Por el contrario, en plano de articulación de un proyecto político emancipador, que aporte a la liberación y a la descolonización como claves de la rearticulación de fuerzas políticas, grupos identitarios y simbologías étnicas en disputa por el rumbo del Estado, las figuraciones sociales, los discursos históricos y la articulación del conocimiento (Walsh, García y Mignolo, 2006); la interculturalidad implica no sólo aprender a vivir con la diferencia (Hall 2010, 512) sino igualmente la posibilidad de vivir de manera diferente. A diferencia de la raza, en cuya recitación se dice al otro de modo discriminatorio, la interculturalidad (que, por cierto, no es sinónimo ni antónimo de aquella) pretende abrir el discurso político a un acto conciliatorio entre el nosotros y los otros; más allá de taxonomías nacidas de procesos de racialización sostenidos e institucionalizados.

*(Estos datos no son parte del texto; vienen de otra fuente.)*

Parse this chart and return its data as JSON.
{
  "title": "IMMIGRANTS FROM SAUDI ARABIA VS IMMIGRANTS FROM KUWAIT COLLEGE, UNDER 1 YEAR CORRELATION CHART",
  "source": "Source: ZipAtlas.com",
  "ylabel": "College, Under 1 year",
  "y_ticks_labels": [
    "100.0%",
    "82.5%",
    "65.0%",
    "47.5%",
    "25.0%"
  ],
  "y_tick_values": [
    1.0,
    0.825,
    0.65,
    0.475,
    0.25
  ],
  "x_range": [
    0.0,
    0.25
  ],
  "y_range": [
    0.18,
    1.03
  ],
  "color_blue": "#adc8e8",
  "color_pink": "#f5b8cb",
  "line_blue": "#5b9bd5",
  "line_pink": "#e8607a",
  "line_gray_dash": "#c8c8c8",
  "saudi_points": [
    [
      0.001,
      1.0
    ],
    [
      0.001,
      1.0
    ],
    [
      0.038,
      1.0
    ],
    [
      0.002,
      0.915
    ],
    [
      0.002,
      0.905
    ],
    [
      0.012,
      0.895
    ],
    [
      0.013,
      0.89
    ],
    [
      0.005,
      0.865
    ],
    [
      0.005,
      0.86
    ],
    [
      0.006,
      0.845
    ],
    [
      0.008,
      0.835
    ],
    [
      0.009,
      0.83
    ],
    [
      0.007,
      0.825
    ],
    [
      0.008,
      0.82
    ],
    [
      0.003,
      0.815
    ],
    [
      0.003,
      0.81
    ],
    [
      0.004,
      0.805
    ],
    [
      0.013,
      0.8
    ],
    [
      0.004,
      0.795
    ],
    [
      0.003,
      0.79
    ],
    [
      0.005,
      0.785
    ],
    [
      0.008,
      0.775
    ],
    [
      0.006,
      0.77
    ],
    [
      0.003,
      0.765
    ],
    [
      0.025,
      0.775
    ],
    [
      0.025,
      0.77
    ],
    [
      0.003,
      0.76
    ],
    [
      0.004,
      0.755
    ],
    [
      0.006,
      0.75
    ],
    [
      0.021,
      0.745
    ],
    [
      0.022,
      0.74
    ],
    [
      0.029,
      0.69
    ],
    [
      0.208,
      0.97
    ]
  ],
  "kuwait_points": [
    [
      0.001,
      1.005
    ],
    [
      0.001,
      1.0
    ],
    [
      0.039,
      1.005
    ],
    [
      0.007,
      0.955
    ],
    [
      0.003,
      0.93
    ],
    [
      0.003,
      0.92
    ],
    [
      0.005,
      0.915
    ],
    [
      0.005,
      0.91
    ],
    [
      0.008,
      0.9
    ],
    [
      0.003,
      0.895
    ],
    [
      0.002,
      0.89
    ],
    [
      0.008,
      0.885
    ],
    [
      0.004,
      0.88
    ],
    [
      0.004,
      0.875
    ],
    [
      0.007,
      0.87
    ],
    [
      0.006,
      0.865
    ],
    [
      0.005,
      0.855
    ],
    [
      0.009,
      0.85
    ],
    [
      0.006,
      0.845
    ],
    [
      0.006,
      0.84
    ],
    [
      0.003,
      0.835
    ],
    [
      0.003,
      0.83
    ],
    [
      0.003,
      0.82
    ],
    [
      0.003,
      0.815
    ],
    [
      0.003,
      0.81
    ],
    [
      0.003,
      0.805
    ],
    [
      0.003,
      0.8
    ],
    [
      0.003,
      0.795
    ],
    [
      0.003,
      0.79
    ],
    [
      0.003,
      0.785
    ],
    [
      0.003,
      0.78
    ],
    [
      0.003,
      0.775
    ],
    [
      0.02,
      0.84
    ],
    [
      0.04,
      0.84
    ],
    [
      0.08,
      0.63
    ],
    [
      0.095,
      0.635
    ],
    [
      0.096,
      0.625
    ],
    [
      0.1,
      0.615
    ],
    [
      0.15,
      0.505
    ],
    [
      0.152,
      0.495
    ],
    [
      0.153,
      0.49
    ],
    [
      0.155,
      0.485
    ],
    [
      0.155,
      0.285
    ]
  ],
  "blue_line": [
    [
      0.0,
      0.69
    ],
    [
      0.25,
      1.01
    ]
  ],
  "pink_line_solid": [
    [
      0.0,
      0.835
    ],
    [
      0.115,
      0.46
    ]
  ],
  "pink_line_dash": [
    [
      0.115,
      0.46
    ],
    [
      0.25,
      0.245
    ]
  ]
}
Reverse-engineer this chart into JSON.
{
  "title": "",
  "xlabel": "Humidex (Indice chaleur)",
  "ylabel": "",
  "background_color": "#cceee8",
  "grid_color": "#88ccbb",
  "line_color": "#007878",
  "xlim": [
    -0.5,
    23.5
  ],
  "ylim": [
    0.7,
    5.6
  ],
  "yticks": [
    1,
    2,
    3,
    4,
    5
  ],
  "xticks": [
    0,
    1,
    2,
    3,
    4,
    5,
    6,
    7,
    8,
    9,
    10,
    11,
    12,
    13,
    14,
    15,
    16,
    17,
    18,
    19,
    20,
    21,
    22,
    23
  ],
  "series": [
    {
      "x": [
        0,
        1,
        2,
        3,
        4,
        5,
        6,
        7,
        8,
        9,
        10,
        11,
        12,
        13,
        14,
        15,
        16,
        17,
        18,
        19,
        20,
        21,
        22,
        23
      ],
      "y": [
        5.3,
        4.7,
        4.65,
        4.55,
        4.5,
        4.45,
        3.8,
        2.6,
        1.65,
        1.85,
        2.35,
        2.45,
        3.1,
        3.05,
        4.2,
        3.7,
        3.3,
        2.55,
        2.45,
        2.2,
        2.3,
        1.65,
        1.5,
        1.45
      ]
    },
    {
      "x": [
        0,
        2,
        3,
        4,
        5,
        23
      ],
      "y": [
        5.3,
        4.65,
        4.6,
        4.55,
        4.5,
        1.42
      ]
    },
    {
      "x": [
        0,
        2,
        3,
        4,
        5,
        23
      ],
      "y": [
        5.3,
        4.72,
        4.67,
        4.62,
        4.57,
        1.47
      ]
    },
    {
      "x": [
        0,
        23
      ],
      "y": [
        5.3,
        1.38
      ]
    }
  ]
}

Contrario a lo que suele pensarse, la eliminación categorial del concepto raza en los discursos académicos y jurídicos no elimina su sentido político, en la medida en que la palabra y el uso que de ella ocurre reflejan las coincidencias entre prácticas políticas, sociales y académicas instaladas en las sociedades nacionales en las que los otros resultan violentados, minimizados y convertidos en foráneos, cuando no en extraños y ajenos; cargando sobre sí el peso del estigma que, entre biología, cultura e ideación, no termina de despigmentar y convertir en signos culturales los odios irracionales y las pasiones sectarias y regionalistas con las que se alimenta el trato bajo etiquetas ennegrecidas, perversamente diferenciadoras bajo el signo de la inferiorización con la que se niega la identidad étnica y cultural del otro. Sin embargo, no renunciar a tal concepto y pretender contener en él las expresiones nuevas nacidas de procesos reivindicativos y analíticos gestores de nuevas discursividades emancipatorias que sustentan la afirmación de la mismidad por fuera de los códigos binarios racializados, resulta precario. Entenderse 'libre', 'renaciente' o afrodescendiente tal vez no pueda hacerse bajo los mismos códigos que articularon la biologización de la discriminación y del racismo, esencializando como 'negro' al sujeto de la dominación física e intelectual operada en el modelo de la colonialidad.
De hecho ayer, fue precisamente en el corolario de la estulticia transformada en filosofía, que iluminados pensadores como Immanuel Kant pudieron ceder ante el espíritu lastimero de su época para afirmar que las ideas y los conceptos en boca de africanos resultan no sólo extraños sino simplezas. Al calor de una anécdota, el solitario de Konigsberg expresa en sus observaciones sobre lo bello y lo sublime que, “para ahorrar palabras, baste decir que el mozo era negro de los pies a la cabeza; clara señal de que lo que decía era una estupidez” (Kant 1990) ; tal como recitara igualmente Montesquieu, para quien los esclavizados, “negros desde los pies hasta la cabeza, tienen la nariz tan aplastada que es casi imposible tenerles lástima”. (Montesquieu 1993, 175) ”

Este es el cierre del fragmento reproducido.